Involvement of E‐cadherin, β‐catenin, Cdc42 and CXCR4 in the progression and prognosis of cutaneous melanoma

Summary Background  A key event in cancer metastasis is the migration of tumour cells from their original location to a secondary site. The development of melanoma may be viewed as a consequence of the disruption of homeostatic mechanisms in the skin of the original site. Objectives  To investigate whether dysregulation of cell motility (Cdc42 expression), escaping the control of cell–cell and cell–matrix interactions (E-cadherin, β-catenin expression), enhances melanoma progression, and whether chemokine receptors (CXCR4) mediate cell migration and activation during invasion and metastasis development.
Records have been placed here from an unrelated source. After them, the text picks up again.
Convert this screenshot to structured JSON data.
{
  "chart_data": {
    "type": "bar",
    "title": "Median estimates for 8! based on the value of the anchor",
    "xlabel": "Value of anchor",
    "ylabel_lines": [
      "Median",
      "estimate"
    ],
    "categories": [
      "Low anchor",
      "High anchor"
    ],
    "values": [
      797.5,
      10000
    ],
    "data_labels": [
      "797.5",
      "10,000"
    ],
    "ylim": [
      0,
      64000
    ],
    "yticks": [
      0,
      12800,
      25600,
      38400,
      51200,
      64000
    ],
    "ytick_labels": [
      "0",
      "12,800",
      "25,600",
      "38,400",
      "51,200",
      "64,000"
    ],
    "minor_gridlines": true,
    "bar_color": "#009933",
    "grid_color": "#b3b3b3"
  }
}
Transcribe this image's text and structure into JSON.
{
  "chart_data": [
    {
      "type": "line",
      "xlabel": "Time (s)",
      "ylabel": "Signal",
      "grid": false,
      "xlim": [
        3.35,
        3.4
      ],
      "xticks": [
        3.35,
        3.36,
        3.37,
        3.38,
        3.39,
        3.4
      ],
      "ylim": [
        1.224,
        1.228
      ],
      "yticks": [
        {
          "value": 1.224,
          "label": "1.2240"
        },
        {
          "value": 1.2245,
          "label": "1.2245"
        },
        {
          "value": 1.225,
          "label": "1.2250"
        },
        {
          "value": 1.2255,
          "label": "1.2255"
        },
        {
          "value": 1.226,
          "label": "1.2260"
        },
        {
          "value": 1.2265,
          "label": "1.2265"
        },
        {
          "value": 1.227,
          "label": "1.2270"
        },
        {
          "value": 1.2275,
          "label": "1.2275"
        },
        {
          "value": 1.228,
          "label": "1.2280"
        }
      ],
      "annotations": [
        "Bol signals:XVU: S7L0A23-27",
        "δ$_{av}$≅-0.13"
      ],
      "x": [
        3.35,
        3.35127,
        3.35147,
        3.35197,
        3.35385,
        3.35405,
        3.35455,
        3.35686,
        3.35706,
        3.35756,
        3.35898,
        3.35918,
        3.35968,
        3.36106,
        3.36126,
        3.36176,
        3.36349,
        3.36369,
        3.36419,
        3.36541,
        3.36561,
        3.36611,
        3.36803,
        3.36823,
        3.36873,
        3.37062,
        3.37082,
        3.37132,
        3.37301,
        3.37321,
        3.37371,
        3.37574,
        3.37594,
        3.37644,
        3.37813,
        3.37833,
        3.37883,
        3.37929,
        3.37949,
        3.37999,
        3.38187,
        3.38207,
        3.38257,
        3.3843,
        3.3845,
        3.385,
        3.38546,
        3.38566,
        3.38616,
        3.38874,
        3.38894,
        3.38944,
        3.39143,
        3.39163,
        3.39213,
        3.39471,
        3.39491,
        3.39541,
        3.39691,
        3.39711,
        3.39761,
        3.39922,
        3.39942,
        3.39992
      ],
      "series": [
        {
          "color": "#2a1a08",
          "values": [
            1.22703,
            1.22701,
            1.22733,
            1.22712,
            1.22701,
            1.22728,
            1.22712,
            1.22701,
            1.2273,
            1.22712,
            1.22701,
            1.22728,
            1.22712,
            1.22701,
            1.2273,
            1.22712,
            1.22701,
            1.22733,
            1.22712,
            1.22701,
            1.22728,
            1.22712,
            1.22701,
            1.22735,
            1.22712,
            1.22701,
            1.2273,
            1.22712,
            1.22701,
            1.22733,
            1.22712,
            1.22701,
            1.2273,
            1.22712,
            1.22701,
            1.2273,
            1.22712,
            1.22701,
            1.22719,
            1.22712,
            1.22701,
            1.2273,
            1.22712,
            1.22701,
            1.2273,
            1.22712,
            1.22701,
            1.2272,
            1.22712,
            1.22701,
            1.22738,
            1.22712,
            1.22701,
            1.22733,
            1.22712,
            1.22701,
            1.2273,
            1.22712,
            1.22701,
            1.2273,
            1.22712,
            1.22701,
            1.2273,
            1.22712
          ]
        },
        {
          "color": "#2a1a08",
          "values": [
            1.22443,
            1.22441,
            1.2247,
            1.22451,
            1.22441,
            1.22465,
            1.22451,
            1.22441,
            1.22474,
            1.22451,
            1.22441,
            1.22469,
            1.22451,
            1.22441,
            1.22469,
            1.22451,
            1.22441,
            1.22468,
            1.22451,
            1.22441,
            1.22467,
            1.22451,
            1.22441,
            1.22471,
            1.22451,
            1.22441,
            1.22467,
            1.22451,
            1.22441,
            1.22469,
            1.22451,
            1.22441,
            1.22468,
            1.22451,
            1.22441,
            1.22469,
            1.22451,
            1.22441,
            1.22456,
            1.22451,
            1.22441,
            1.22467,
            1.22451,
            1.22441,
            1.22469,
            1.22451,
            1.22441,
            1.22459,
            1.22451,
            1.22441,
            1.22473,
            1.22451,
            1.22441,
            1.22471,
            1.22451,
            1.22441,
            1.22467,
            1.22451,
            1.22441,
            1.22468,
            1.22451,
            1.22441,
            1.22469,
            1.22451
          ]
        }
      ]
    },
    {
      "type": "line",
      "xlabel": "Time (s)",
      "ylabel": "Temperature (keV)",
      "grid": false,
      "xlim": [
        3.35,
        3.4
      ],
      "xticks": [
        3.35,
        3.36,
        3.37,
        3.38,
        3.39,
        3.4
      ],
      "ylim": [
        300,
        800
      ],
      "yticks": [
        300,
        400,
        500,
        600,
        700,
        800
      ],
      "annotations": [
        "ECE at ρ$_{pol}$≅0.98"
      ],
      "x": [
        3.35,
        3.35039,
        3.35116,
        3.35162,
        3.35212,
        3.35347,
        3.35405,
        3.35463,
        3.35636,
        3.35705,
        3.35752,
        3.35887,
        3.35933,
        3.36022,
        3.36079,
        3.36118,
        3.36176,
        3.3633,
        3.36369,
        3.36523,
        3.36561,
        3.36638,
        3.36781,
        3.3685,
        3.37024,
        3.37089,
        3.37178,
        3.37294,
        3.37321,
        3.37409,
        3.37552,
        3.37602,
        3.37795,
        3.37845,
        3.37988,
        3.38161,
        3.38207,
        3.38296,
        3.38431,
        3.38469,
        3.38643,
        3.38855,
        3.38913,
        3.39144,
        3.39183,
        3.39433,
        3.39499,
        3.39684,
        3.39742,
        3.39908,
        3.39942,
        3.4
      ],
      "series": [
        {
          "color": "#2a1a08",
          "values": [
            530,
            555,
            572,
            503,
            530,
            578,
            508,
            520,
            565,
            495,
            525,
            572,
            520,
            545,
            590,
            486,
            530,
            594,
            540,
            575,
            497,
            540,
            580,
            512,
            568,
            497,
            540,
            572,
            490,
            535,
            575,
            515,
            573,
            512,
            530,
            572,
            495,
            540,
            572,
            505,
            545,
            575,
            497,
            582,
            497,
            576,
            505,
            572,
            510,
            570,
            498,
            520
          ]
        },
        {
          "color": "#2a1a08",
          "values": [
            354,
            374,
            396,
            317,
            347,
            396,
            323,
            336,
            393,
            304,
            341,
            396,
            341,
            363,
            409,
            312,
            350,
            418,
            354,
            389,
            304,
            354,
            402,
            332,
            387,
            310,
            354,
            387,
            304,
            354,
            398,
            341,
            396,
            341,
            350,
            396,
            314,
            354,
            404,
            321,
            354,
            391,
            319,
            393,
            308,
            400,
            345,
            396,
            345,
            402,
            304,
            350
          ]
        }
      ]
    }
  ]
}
Methods  The immunohistochemical expression of Cdc42, E-cadherin, β-catenin and CXCR4 was investigated in 30 patients with surgically treated nodular melanoma, 18 alive and disease free and 12 with a fatal outcome due to metastatic disease. Results  E-cadherin expression was significantly reduced (P < 0·05) and cytoplasmic β-catenin was increased in the patients who had died compared with disease-free individuals, while membrane expression of β-catenin was similar in the two groups. Patients with fatal outcome had increased Cdc42 (P < 0·01) and CXCR4 (P < 0·05). In this group a positive correlation was found between melanocytic Cdc42 expression and Breslow thickness (r = 0·598, P < 0·05) and between CXCR4 expression and Breslow thickness (r = 0·583, P < 0·05). Conclusions  Findings suggest that primary cutaneous melanoma with a high Breslow thickness is characterized by tumour cells with high motility and invasion ability, in line with the hypothesis that low E-cadherin levels and overexpression of Cdc42 and CXCR4 could be prognostic markers of poor outcome.